2. Myeloid/lymphoid leukemia (MLL) rearrangement with slow early response [defined
as having M2 (5-25% blasts) or M3 (>25% blasts on bone marrow examination on Day
14 of induction therapy)]; or,

3. Hypodiploidy (< 44 chromosomes or DNA index < 0.81); or,

4. End of induction M3 bone marrow; or,

5. End of induction M2 with M2-3 at Day 42.

- High risk second remission, defined as:

1. Bone marrow relapse < 36 months from induction; or,

2. T-lineage relapse at any time; or,

3. Very early isolated central nervous system (CNS) relapse (6 months from
diagnosis); or,

4. Slow reinduction (M2-3 at Day 28) after relapse at any time.

- Any third or subsequent CR.

- Biphenotypic or undifferentiated leukemia in any CR or if in 1st relapse must have <
25% blasts in bone marrow (BM).

- MDS at any stage.

- Chronic myelogenous leukemia (CML) in chronic or accelerated phase.
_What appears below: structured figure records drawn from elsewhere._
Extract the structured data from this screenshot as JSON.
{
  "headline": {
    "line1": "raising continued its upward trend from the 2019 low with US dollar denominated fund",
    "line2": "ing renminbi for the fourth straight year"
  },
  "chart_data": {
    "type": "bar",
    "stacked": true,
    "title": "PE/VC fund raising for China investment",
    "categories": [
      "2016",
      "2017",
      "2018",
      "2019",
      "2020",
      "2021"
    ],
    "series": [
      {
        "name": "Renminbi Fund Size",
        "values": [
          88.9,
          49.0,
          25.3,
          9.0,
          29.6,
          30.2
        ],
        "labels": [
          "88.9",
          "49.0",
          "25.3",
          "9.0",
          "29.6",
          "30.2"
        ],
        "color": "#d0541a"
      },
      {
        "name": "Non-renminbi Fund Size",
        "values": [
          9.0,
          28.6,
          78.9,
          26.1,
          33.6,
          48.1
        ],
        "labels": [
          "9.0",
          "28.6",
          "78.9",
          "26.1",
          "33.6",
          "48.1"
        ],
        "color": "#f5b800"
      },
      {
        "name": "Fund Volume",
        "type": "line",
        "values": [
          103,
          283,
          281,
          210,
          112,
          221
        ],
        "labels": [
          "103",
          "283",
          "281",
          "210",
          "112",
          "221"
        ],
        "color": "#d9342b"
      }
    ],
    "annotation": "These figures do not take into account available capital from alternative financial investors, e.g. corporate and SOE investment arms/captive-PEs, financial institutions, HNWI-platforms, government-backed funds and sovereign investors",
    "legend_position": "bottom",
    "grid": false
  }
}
- All patients with evidence of CNS leukemia must be treated and be in CNS CR to be
eligible for study.

- Patients ≥ 16 years old must have a Karnofsky score ≥ 70% and patients < 16 years old
must have a Lansky score ≥ 70%.

- Signed informed consent.

- Patients with adequate physical function as measured by:

1. Cardiac: Left ventricular ejection fraction at rest must be > 40%, or shortening
fraction > 26%

2. Hepatic: Bilirubin ≤ 2.5 mg/dL; and alanine transaminase (ALT), aspartate
transaminase (AST) and Alkaline Phosphatase ≤ 5 x upper limit of normal (ULN)

3. Renal: Serum creatinine within normal range for age, or if serum creatinine
outside normal range for age, then renal function (creatinine clearance or GFR) >
70 mL/min/1.73 m2.

4. Pulmonary: Diffusing capacity of the lungs for carbon monoxide (DLCO), Forced
expiratory volume in 1 second (FEV1), Forced vital capacity (FVC) (diffusion
capacity) > 50% of predicted (corrected for hemoglobin); if unable to perform
pulmonary function tests, then O2 saturation > 92% of room air.

Exclusion Criteria:

- Pregnant (B-positive HCG) or breastfeeding.

- Evidence of HIV infection or HIV positive serology.

- Current uncontrolled bacterial, viral or fungal infection (currently taking medication
and progression of clinical symptoms).

- Autologous transplant < 6 months prior to enrollment.

- Prior autologous transplant for the disease for which the UCB transplant will be
performed.

- Allogeneic hematopoietic stem cell transplant < 6 months prior to enrollment.

- Active malignancy other than the one for which the UCB transplant is being performed
within 12 months of enrollment

- Active CNS leukemia.

- Requirement of supplemental oxygen.

- HLA-matched related donor able to donate.